I also added a /health endpoint that the client checks on startup. If the backend can’t support AI summaries right now, the button just doesn’t appear. No broken functionality, no confusing error states. The app works, just without that one feature.
Caching Is Free Money
Once you have a summary, store it. This seems obvious but I’ve seen plenty of implementations that regenerate summaries every time the UI re-renders. That’s wasted API calls, wasted money, and wasted time.
In IssueCrush, the summary gets attached to the issue object as soon as it’s generated. If you swipe away and come back, the cached version renders instantly. No second API call. No spinner. The summary is already there.
This also means you can prefetch summaries for issues you’re pretty sure the user will see. I don’t do that yet because I wanted to keep costs predictable, but the architecture supports it. Generate summaries on-demand for now, optimize with smart prefetching later if usage justifies it.
Why This Actually Matters for Maintainers
Triage is invisible work. Nobody thanks you for closing duplicate issues or labeling feature requests. It just piles up in the background while you’re trying to write code, review PRs, or mentor contributors. The mental overhead is real and it compounds.
If I can cut the time it takes to process 50 issues in half, that’s not just efficiency. That’s sustainability. That’s the difference between dreading your notification badge and feeling like you can actually keep up.
The Copilot SDK is one tool, but the pattern matters more. Look at the parts of maintaining that drain you and ask whether AI can take a useful first pass. Not replace you, but give you a head start. Summaries for issues. Suggestions for similar past discussions. Context about why a particular bug report might be urgent.

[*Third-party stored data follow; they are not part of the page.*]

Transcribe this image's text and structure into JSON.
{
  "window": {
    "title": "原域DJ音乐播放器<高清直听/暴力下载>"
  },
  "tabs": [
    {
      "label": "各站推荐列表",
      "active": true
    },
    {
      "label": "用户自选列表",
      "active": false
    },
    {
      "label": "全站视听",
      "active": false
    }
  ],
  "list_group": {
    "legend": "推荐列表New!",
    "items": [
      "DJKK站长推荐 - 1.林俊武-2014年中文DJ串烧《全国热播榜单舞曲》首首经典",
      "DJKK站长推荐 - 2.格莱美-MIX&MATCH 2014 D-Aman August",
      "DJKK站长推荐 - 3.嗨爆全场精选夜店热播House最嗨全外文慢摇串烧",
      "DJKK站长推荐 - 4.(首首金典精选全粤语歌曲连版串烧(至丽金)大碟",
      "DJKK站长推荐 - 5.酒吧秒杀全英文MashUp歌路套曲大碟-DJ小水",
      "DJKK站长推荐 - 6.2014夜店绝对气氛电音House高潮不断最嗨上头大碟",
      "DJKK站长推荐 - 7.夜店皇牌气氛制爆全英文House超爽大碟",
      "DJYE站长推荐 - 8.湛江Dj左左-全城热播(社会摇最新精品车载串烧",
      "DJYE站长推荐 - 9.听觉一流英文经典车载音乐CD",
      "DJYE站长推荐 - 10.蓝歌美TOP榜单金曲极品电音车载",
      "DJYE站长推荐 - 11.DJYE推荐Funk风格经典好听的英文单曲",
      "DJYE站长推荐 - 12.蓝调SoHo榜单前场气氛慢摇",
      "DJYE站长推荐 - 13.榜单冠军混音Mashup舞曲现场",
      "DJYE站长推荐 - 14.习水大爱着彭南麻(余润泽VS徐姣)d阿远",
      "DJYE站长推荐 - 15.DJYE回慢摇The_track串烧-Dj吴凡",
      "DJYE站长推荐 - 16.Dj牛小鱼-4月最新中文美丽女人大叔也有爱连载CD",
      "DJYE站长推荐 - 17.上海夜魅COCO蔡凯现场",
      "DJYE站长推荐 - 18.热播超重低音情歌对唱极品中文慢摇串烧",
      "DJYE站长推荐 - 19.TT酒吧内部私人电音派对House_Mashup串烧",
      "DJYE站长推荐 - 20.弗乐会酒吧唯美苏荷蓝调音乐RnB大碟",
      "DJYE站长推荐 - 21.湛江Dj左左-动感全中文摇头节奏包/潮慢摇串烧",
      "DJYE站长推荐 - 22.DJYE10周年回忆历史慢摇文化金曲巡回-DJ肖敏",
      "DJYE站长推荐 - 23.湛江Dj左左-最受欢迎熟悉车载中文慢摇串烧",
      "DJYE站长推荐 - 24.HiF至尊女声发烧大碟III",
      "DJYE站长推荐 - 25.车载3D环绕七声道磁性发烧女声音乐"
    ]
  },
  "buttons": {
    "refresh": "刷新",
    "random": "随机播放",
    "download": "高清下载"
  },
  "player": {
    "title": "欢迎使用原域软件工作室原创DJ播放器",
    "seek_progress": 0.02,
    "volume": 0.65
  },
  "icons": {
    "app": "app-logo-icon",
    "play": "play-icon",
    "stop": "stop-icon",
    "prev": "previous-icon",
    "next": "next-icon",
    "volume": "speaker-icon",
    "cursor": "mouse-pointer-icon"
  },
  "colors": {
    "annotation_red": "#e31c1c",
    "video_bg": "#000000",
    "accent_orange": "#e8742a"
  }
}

The code for IssueCrush is on GitHub if you want to see the full implementation. The server-side pattern I outlined here is the simplest path to a working integration, and it scales better than trying to cram everything into the mobile app.
Building tools that make maintainership less exhausting isn’t just a technical challenge, it’s an investment in keeping the people who hold open source together from burning out entirely.